This week in television was supposed to be about the launch of Apple TV+, the first of two new streaming services debuting in November, preceding the undeniably more heralded launch of Disney+ in a couple of weeks’ time. But the early reviews for Apple’s first slate of shows—The Morning Show, See, Dickinson, and For All Mankind—have been largely ambivalent. (Ironically, it seems See, a show about a dystopian future where all of mankind is blind, isn’t worth looking at.) Apple’s hype is already getting swallowed by more news from a galaxy far, far away.
For starters, fans can rejoice that Game of Thrones showrunners David Benioff and D.B. Weiss—the two dudes who immolated the most popular show in the planet and declared that Bran Stark had the best story and, thus, deserved to rule the Seven Kingdoms—are no longer going to work on their own Star Wars trilogy. If the Rebel Alliance were an actual thing, I’d imagine they felt joy like this after blowing up the Death Star. (Don’t worry, Netflix, I’m sure this $200 million investment in Benioff and Weiss’s, uh, talent, will pay dividends.) And as a cherry on top, here’s a new trailer for The Mandalorian—the first live-action Star Wars TV series, and the crown jewel of the Disney+ launch on November 12.
It’s certainly convenient that Disney elected to drop this trailer during Apple TV+ Week, but we’ll take it. Like the first trailer from August, this look at The Mandalorian is light on plot and big on mood, looking to establish what showrunner Jon Favreau deemed the “darker, freakier” side of the Star Wars universe. But with all due respect to The Mandalorian, which does look great, the closest this trailer will get to “freaky” is nihilist auteur Werner Herzog saying words like “parsec” in a thick German accent.
Star Wars is, and will continue to be, a family-friendly enterprise—as befitting an upcoming streaming service that’s clearly marketed toward families. Rogue One, which leaned heavy on the “war” elements of the saga, is probably the best predictor of whatever edginess The Mandalorian hopes to accomplish. So, while this show is ostensibly about a bounty hunter kicking ass across the galaxy, and there’s certainly lots of that in the trailer, this tender shot is probably the most important takeaway.

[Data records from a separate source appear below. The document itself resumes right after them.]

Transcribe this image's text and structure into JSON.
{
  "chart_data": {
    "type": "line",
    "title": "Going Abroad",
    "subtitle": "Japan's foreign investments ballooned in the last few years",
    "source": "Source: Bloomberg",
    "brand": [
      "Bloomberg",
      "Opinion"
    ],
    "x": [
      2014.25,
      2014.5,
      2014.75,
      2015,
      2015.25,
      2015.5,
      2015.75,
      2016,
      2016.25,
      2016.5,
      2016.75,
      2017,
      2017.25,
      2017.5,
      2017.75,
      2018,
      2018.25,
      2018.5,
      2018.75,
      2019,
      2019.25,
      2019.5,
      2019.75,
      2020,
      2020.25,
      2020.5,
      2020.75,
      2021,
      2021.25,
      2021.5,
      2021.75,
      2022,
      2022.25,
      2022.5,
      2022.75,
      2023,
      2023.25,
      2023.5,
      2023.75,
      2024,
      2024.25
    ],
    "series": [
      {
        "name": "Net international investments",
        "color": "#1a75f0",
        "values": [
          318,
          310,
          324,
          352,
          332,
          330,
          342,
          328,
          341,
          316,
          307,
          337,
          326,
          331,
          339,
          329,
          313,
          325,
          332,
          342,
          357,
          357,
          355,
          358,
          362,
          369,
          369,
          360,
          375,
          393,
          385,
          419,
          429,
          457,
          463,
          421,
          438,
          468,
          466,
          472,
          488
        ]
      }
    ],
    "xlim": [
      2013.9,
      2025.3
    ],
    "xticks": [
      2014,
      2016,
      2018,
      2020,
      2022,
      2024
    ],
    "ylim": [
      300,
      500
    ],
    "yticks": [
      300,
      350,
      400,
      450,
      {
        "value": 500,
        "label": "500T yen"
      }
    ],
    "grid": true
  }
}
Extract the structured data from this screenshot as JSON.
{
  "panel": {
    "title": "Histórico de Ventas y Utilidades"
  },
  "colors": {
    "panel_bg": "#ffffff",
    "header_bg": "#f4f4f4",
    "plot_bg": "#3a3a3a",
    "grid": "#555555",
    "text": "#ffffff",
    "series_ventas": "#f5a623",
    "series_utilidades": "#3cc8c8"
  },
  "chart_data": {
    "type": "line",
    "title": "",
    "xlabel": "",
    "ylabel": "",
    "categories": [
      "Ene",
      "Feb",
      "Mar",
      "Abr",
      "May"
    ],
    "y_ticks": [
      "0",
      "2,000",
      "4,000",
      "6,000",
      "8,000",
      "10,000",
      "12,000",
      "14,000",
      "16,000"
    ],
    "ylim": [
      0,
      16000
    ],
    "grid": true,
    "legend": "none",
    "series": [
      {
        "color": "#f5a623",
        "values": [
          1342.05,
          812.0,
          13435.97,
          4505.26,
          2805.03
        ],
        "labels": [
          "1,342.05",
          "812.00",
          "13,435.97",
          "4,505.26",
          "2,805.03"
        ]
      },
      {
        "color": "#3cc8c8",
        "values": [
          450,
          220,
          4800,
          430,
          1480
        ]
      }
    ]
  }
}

As it’s been rumored since last year, The Mandalorian could be about its eponymous bounty hunter (played by Thrones and Narcos alum Pedro Pascal) rescuing a baby he was initially ordered to kill, with the show focusing on the relationship that grows between him and the infant MacGuffin. (Such a development is lightly telegraphed in the trailer, which highlights how being a bounty hunter is a complicated profession, hinting that our guy is about to accept a risky and perhaps morally dubious assignment.) “Darker” Star Wars, in other words, could mean a darker setup giving way to something meaningful—like a lone, gunslinging bounty hunter hiding behind a cool-looking helmet growing a conscience. With Disney reportedly forking over around $100 million to get this show made, the plan was always to appeal to the widest possible audience, rather than to alienate swaths of its fandom—particularly kids.
That’s not a knock on The Mandalorian, or on Star Wars writ large—we’ve loved this franchise for decades because of its existing vibe (including the heavy Daddy Issues). That’s all to say that we need a brutal, blood-soaked TV series set in this galaxy about as much as the world needed a Benioff-and-Weiss-led trilogy. In the broad strokes, we know what we’re going to get with The Mandalorian, but that doesn’t mean it won’t be a fun ride. And if a little Star Wars predictability sounds dispiriting, well, we still don’t know that much: The first episode of The Mandalorian is set to include a “dramatic” spoiler for the larger Star Wars universe. Your guess about what this epic spoiler might be is as good as mine, although I’ll hurl myself into the cold vacuum of space if they try to make Boba Fett a thing again. (Sorry, he’s more overrated than Russell Westbrook!)
In the meantime, in the wake of a new trailer and the premature death of the Benioff and Weiss Star Wars era, it’s the Mandalorian himself who said it best with his only two words from the new footage: “Yeah? Good.”